James Webb Space Telescope spots earliest-known galaxy

News Excerpt:

NASA’s James Webb Space Telescope (JWST) has spotted the earliest-known galaxy, one that is surprisingly bright and big considering it formed during the universe’s infancy  at only 2% its current age.

More detail about news:

  • JWST, which by peering across vast cosmic distances is looking way back in time, observed the galaxy as it existed about 290 million years after the Big Bang event that initiated the universe roughly 13.8 billion years ago.
  • This period spanning the universe’s first few hundred million years is called cosmic dawn.
  • The discovery was made by an international team of astronomers, who used JWST to observe galaxies as part of the JWST Advanced Deep Extragalactic Survey (JADES) program.

About New Discovery

  • This galaxy, called JADES-GS-z14-0, measures about 1,700-light years across
    • A light year is the distance light travels in a year, which is 9.5 trillion km. The galaxy has a mass equivalent to 500 million stars the size of our Sun and is rapidly forming new stars — about 20 every year.
  • Until now, the earliest-known galaxy dated to about 320 million years after the Big Bang, as announced by the JADES team last year.
  • It makes sense to call the galaxy big, because it’s significantly larger than other galaxies that the JADES team has measured at these distances, and it’s going to be challenging to understand just how something this large could form in only a few hundred million years.
  • The fact that it’s so bright is also fascinating, given that galaxies tend to grow larger as the universe evolves, implying that it would potentially get significantly brighter in the next many hundred million years.
  • The JADES team in the same study disclosed the discovery of the second oldest-known galaxy, from about 303 million years post-Big Bang.
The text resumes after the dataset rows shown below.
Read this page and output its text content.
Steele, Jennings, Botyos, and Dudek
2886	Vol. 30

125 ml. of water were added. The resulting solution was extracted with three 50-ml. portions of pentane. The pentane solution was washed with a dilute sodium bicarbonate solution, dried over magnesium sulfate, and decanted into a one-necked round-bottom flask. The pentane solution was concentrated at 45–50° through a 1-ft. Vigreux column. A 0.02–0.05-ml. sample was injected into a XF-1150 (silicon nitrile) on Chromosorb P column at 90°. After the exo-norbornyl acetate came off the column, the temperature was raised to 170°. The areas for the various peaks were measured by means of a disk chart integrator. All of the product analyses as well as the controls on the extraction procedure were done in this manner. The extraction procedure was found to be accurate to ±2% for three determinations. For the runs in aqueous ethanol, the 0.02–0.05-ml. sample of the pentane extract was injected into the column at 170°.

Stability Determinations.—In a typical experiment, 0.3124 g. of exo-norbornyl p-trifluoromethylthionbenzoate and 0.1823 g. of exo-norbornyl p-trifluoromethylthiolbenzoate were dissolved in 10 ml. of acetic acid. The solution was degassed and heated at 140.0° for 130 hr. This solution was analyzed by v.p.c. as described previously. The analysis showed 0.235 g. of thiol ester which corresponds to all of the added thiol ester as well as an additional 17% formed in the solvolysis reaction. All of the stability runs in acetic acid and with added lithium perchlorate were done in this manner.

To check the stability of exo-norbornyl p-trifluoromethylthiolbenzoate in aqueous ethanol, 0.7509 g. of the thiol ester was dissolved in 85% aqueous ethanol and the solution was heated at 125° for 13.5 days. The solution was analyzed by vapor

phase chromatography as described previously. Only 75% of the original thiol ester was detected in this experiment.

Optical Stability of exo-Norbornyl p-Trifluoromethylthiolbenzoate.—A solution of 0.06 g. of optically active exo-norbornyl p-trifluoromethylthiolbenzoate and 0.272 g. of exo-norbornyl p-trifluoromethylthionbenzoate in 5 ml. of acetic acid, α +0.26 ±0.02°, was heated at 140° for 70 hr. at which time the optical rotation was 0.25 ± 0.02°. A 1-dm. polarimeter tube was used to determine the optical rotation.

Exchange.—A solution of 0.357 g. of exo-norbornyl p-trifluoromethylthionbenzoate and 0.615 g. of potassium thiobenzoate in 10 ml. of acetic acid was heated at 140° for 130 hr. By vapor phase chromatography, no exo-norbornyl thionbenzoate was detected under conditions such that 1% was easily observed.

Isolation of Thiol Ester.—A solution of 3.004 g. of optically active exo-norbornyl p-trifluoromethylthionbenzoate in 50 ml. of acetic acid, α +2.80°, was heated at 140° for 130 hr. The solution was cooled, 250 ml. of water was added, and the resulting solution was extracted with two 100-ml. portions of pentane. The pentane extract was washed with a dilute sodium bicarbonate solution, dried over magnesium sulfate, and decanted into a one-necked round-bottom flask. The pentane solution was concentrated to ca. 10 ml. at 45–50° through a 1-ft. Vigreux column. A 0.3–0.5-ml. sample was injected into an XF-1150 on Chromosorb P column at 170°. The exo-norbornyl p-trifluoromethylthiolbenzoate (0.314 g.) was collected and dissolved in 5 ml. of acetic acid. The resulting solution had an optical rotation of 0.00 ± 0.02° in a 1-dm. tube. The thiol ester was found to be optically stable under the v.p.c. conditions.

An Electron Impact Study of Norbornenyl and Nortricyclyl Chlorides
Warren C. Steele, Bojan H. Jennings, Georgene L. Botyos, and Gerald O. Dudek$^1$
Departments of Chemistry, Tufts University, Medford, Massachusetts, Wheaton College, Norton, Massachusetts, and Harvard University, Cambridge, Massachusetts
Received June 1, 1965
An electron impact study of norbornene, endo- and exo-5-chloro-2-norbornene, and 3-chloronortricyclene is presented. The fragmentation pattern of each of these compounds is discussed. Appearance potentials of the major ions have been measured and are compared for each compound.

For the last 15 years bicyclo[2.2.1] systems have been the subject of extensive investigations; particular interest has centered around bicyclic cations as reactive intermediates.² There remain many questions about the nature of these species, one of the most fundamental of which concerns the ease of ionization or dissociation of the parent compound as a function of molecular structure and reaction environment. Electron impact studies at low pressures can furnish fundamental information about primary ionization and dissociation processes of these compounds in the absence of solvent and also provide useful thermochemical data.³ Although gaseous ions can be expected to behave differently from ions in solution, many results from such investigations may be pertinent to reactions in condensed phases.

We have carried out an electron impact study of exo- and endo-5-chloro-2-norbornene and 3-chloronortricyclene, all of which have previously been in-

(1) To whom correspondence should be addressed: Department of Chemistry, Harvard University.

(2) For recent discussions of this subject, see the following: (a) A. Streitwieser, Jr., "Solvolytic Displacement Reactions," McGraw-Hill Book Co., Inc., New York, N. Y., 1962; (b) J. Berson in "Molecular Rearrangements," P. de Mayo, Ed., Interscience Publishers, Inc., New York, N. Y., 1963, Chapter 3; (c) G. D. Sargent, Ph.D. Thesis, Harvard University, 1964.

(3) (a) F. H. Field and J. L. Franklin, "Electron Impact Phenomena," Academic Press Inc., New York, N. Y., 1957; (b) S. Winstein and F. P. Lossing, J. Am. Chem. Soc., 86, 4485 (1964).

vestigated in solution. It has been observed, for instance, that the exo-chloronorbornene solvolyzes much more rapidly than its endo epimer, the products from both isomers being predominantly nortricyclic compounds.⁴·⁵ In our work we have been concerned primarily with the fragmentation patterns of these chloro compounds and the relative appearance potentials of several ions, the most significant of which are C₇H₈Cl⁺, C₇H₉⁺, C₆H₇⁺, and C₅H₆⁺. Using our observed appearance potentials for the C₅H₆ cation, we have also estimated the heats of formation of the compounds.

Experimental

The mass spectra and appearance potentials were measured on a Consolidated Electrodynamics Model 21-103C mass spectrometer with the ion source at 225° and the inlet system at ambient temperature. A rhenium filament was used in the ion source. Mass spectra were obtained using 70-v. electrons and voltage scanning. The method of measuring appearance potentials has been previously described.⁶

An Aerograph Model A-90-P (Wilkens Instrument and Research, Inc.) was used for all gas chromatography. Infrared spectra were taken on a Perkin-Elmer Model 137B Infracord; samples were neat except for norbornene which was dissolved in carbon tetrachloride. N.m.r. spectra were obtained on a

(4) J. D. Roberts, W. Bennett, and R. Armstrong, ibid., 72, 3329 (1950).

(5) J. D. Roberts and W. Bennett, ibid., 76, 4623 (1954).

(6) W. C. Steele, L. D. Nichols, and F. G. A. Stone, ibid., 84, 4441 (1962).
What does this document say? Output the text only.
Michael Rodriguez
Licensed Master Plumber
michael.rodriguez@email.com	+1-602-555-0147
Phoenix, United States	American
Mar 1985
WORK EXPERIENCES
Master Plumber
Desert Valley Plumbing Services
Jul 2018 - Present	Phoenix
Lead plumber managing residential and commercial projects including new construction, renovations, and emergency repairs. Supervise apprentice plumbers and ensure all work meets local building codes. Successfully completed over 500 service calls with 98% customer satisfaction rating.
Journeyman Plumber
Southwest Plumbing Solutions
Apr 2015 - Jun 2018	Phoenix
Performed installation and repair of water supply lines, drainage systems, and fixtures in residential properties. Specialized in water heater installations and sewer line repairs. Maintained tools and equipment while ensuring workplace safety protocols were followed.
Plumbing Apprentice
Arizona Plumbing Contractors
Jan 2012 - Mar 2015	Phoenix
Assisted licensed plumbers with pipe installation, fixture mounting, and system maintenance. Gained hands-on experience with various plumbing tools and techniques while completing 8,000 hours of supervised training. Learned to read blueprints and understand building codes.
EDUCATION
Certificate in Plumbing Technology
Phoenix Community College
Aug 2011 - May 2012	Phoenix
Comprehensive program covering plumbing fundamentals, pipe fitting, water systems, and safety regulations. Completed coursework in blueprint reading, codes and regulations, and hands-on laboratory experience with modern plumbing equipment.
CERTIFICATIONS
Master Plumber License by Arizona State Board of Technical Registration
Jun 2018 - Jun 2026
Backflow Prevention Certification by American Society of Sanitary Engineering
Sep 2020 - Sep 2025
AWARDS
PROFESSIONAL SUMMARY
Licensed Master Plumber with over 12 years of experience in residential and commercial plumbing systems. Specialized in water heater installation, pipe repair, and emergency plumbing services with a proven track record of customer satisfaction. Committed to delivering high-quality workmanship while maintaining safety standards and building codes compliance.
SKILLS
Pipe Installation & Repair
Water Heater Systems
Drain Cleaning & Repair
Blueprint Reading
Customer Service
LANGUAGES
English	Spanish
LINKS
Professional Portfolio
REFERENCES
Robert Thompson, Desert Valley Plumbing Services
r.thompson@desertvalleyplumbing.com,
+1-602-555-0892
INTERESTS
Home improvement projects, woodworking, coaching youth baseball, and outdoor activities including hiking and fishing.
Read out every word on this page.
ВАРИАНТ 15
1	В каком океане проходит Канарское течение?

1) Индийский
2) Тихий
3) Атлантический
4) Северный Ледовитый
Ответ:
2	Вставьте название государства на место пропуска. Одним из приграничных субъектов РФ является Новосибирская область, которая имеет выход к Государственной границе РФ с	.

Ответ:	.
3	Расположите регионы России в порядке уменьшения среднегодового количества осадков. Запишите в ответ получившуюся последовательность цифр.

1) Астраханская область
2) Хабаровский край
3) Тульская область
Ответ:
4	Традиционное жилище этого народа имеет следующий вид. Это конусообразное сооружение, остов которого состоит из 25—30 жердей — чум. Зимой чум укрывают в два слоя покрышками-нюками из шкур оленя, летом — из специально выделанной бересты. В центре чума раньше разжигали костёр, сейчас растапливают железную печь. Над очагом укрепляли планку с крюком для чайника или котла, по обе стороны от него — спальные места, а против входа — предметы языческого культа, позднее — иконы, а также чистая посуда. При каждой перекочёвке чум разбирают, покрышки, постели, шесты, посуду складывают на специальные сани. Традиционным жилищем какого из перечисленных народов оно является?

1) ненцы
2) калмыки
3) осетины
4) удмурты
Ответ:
That one, JADES-GS-z14-1, is smaller — with a mass equal to about 100 million sun-sized stars, measuring roughly 1,000 light years across and forming about two new stars per year.

Why is the galaxy so bright?

  • Three main hypotheses have been advanced to explain the luminosity of early galaxies.
    • The first attributed it to supermassive black holes in these galaxies gobbling up material.
    • That appears to have been ruled out by the new findings because the light observed is spread over an area wider than would be expected from black hole gluttony.